Osahor was a bit of a different story.
“I actually went to see Chantel and make sure that she understood that our plan was the same,” Neighbors said. “That there was going to be no change in what we had seen in her future.”
Osahor said she knew Neighbors would “have my back on the court and off.”
“And I knew everything else would take care of itself,” Osahor said.
When they both said yes – and now-senior forward Talia Walton decided to stay - Neighbors felt like he was on the right track.
“It gave me confidence that we were headed in the right direction,” Neighbors said. “Then for them to stick through the mistakes I made as a first-year head coach, a lot of kids will transfer in this climate these days, and they just stuck around and stuck around, just kept digging in, battling, and getting to know each other better.”

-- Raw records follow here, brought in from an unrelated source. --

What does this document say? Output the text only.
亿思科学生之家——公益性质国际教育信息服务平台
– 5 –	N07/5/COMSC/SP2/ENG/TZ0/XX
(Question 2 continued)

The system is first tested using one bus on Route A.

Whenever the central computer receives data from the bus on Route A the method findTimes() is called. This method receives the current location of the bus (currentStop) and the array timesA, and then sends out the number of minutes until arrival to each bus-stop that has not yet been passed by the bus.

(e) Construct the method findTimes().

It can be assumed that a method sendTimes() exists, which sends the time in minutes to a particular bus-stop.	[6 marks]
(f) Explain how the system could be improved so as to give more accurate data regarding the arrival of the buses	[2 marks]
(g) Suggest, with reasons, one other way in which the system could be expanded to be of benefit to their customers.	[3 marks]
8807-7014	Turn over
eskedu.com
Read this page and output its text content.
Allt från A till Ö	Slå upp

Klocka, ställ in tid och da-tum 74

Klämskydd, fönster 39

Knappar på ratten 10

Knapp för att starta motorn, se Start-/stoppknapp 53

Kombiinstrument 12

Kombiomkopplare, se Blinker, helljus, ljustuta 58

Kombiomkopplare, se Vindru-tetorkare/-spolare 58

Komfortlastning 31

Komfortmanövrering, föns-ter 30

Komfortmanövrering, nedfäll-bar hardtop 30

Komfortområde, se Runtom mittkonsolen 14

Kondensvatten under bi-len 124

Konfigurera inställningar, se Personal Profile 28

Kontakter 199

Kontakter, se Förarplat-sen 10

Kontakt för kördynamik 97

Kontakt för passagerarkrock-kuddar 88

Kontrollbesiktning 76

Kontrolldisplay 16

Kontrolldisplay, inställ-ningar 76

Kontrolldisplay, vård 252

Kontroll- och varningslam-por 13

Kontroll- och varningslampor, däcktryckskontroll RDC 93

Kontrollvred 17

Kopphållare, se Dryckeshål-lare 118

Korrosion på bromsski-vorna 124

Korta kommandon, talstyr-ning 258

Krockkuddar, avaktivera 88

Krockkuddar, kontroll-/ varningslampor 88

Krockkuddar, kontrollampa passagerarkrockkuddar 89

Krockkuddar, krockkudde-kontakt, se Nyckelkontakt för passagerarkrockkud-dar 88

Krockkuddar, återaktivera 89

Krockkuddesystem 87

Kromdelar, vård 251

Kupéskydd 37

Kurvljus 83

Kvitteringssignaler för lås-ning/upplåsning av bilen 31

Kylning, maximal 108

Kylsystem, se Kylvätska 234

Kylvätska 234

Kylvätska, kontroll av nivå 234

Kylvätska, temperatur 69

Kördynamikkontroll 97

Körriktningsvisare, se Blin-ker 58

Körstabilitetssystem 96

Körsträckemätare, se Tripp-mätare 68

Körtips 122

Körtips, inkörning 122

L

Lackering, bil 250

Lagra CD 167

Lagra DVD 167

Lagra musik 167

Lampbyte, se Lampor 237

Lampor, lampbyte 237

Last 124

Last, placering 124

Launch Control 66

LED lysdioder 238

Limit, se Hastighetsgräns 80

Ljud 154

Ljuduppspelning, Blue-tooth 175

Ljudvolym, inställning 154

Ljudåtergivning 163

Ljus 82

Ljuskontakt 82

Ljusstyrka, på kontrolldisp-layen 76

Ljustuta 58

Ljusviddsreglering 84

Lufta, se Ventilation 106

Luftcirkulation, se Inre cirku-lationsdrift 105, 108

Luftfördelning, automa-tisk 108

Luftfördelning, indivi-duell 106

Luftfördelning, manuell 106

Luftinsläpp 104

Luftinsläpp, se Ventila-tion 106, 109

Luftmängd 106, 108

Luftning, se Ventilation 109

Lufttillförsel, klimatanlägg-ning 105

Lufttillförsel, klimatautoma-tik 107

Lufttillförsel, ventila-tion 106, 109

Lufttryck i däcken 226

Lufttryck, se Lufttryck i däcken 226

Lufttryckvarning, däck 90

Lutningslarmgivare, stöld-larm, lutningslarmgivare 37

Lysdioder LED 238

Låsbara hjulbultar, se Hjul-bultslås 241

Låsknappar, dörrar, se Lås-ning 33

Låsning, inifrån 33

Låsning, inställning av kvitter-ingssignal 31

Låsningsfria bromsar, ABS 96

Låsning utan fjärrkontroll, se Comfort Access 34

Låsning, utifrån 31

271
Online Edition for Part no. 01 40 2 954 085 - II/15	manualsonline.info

While Rueck has been steadily building the Beavers into a national power, Neighbors’ Huskies’ team looks from the outside like more of an overnight sensation, with their surprising run through the NCAA bracket – a run that included a win over second-seeded Maryland in College Park and a regional semifinal win over Kentucky in Lexington last weekend.
“I think we fly under the radar out west,” Neighbors said. “We’ve talked a lot about it at the beginning of the year that we’ve had the right pieces. But sometimes the right pieces don’t end up making a puzzle. I think this group really fits together and forms a good puzzle.”